“We’ll come again to-morrow or the day after, Harold, and teach you more ‘stunts’; I mean some other things, besides knot-tying, that a boy ought to know how to do,” said Nixon as a filmy haze hovering over the edges of the woods warned them that it bore evening on its dull blue wings.

“Aw right!” docilely agreed Harold; and though he shuffled his feet timidly, like the “poltron” or craven, which Toiney had in sorrow called him, there was a shy longing in his face which said that he was sorry the afternoon was over, that he would look for the return of his new friends, the only boys who had ever racked their brains to help and not to hurt him.

Before their departure he had learned how to tie three knots, square or reef, bowline and the fisherman’s bend. He had likewise admitted two more persons within the narrow enclosure of his confidence—the two who were to liberate him, the éclaireurs, the peace scouts of to-day.

And, for the first time in his life, he had awkwardly lifted his cap and saluted the flag of his country as it waved in miniature from the planted staff.

That afternoon was the first of several spent by Scout Warren and his aide-de-camp, Coombsie, on the little farm-clearing in the woods, trying to foster a boyish spirit in Harold, to overcome his dread of mingling with other boys, to awaken in him the desire to become a boy scout and share the latter’s good times at indoor meeting, on hike, or in camp.

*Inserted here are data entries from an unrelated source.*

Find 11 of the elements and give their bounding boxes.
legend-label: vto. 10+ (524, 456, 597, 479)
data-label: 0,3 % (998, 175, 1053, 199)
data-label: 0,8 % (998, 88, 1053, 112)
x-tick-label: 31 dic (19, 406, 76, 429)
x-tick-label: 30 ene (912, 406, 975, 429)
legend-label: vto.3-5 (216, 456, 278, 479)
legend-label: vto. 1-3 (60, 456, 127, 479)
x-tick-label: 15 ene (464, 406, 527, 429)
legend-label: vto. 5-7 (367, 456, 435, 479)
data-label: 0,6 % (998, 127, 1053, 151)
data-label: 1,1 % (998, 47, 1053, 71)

When the date of the second meeting drew near at which seven new recruits were to take the scout oath and be formally organized into the Owl Patrol, they had obtained the promise of this timid fledgling to be present under Toiney’s wing, and enlist, too.

“I wonder whether he’ll keep his word or if he’ll fight shy of coming at the last minute?” whispered Nixon to Coombsie on the all-important evening when the other recruits led by their scoutmaster marched into the modest town hall, a neutral ground where all of diverse creeds might meet, and where the members of the local council, including the doctor and Captain Andy, had already assembled.

“If he doesn’t show up, Nix, you won’t be able to pass the twelfth point of test for becoming a first-class scout by producing a recruit trained by yourself in the requirements of a tenderfoot,” suggested Marcoo. “You’ve passed all the active tests, haven’t you?”

Scout Warren nodded, keeping an anxious eye on the door. Having been duly transferred from his Philadelphia troop to the new patrol which had just been organized in this tide-lapped corner of Massachusetts—where it seemed probable now that he would spend a year at least, as his parents contemplated a longer stay in Europe—he had already passed the major part of his examination for first-class scout before the Scout Commissioner of the district.